Critics of those designers who’ve voiced their reluctance to dress the new first lady have maintained that it’s a designer’s job to simply make clothes — that they should keep personal opinions out of it and not pass judgment on people who wear their clothes.

But over time, society has demanded much more from the fashion industry. It expects Seventh Avenue to be cognisant of its impact on young women predisposed to eating disorders. It rallied against the industry’s lack of diversity. It has pressured the industry to concern itself with the labour practices of its subcontractors and to create clothes that empower women instead of objectify them.

Society expects fashion to be philanthropic and awake to the world in which it exists. So doesn’t taking a stand on a new administration and its policies — in the most direct manner possible — fall into that category?

The designers based in New York’s Garment District and scattered around the city are, by and large, not personal dressmakers, or haute couture houses making one-of-a-kind garments for individuals. When they do something for a single customer — typically a celebrity — they are stepping outside their day-to-day business model of their company.

Anyone with disposable income can buy a designer’s wares at retail — and even some red-carpet celebrities choose to do so. Hayden Panettiere purchased a Tom Ford gown for the 2014 Golden Globes. For the 2016 Globes, Bryce Dallas Howard picked up her Jenny Packham gown at Neiman Marcus.

That’s why declining to dress a celebrity is not the equivalent of refusing service.
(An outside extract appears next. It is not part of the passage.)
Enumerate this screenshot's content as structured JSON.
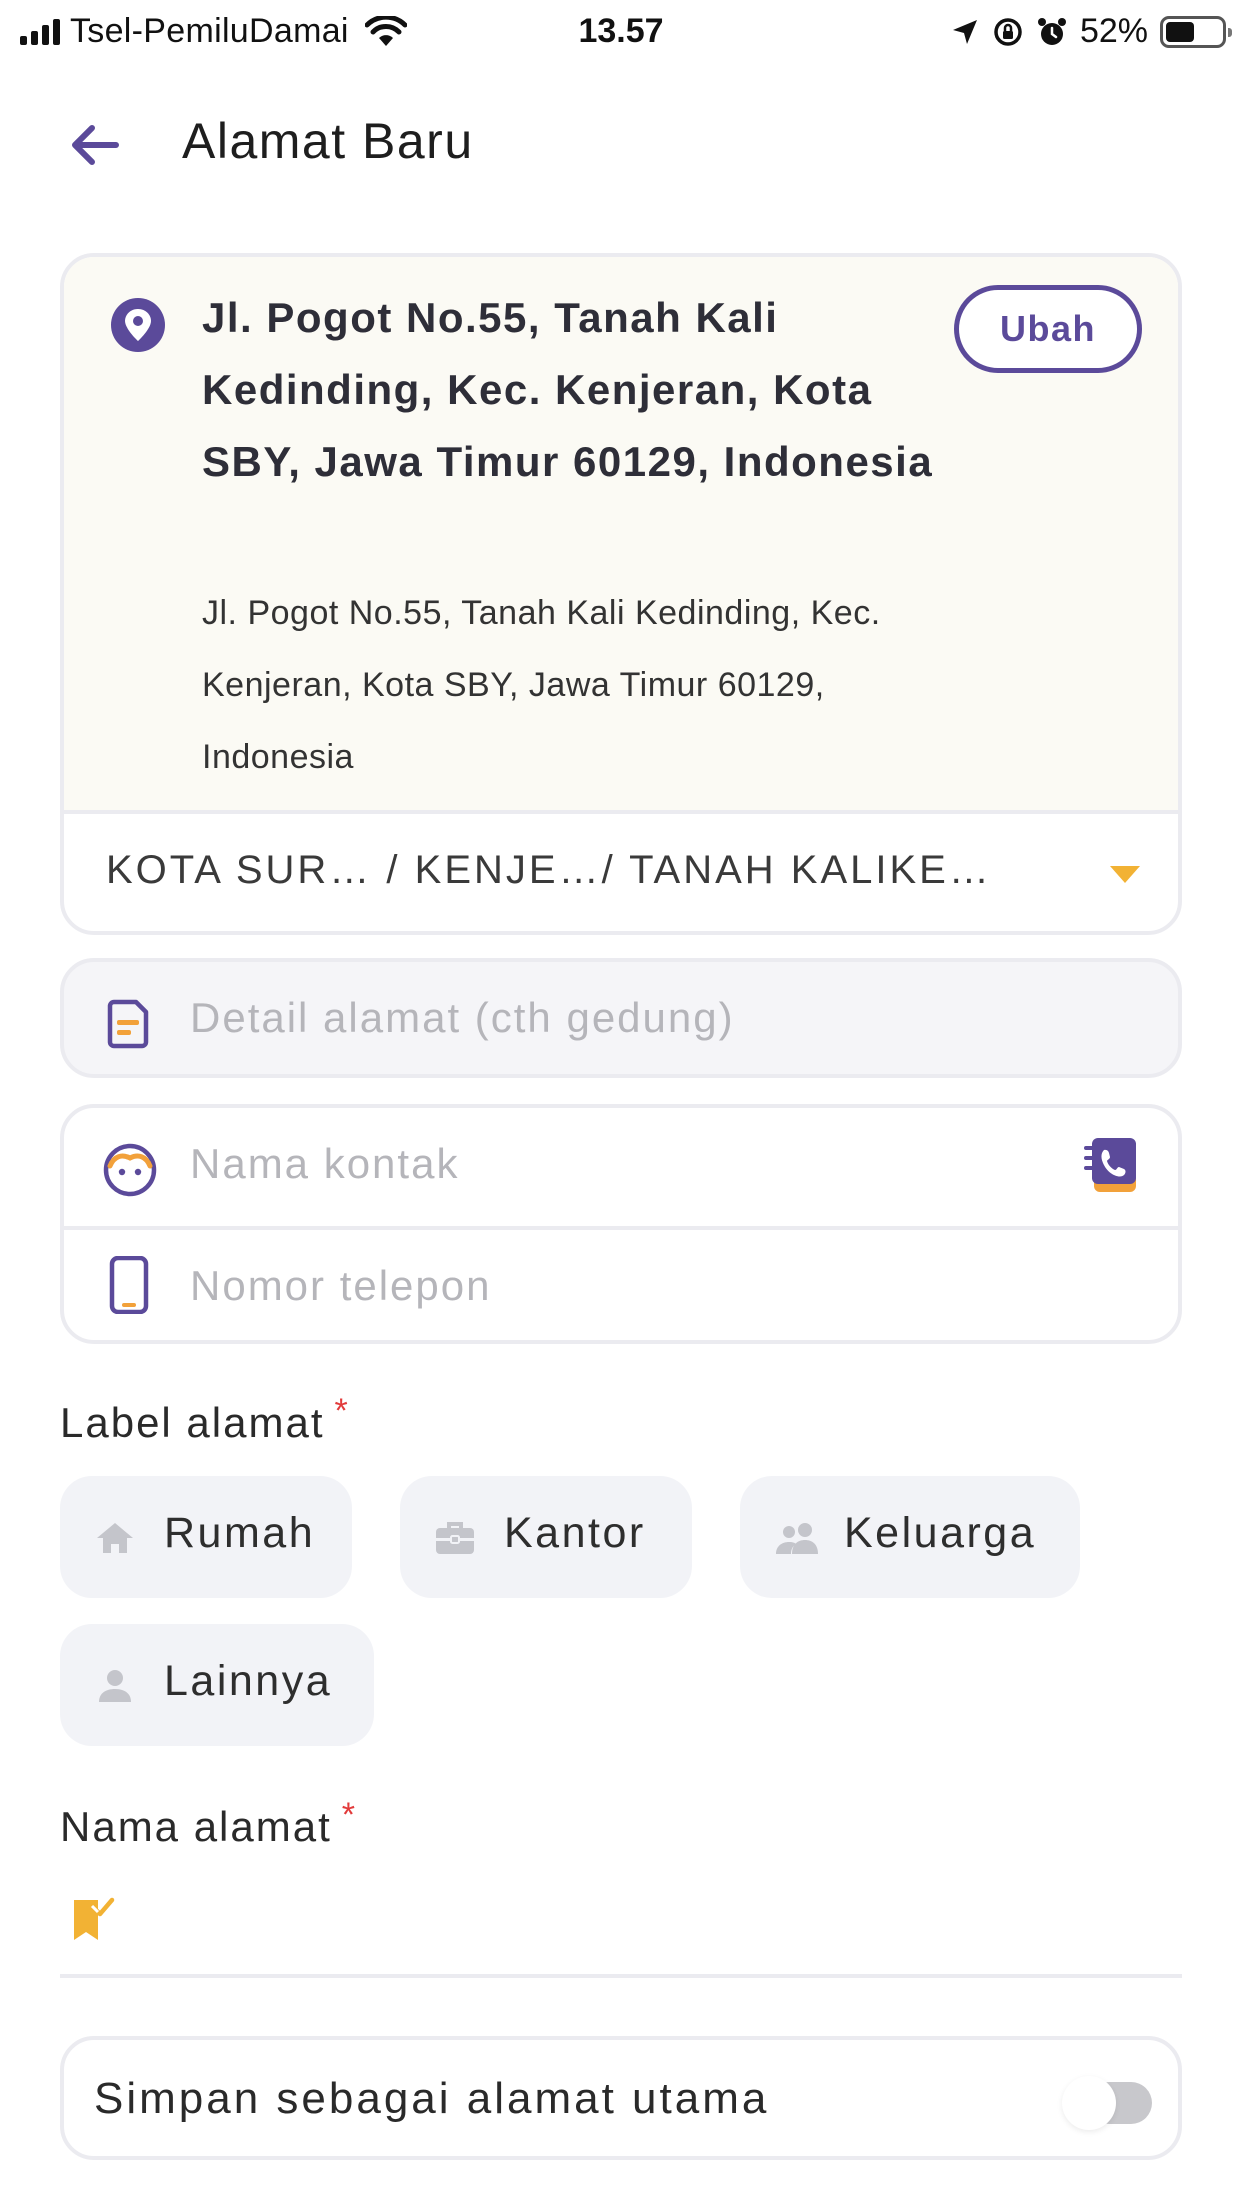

In doing so, designers would in fact be refusing a favour, with all the publicity that goes along with it.

What about patriotism? Should personal feelings be put aside? Not necessarily. Protest that grows out of a desire to make the country better, to push it to live up to its ideals, is surely a form of patriotism.

Seventh Avenue is not a monolith. There are designers who would happily, and without reservation, create a splendid wardrobe for the incoming first lady. But frankly, there is nothing wrong with the first lady — or daughter — announcing that her inaugural gown was purchased at Bergdorf Goodman, which is where Jacqueline Kennedy’s inaugural gown was designed and made.

Or even Macy’s, or perhaps some little independent boutique that would thrill at the extra attention. There is nothing that demands that a designer’s name be attached to the dress at all. There is only the expectation that the dress, in some way, represents the country.

But as for those designers for whom fashion serves as their voice in the world, they should not feel obligated to say something in which they do not believe.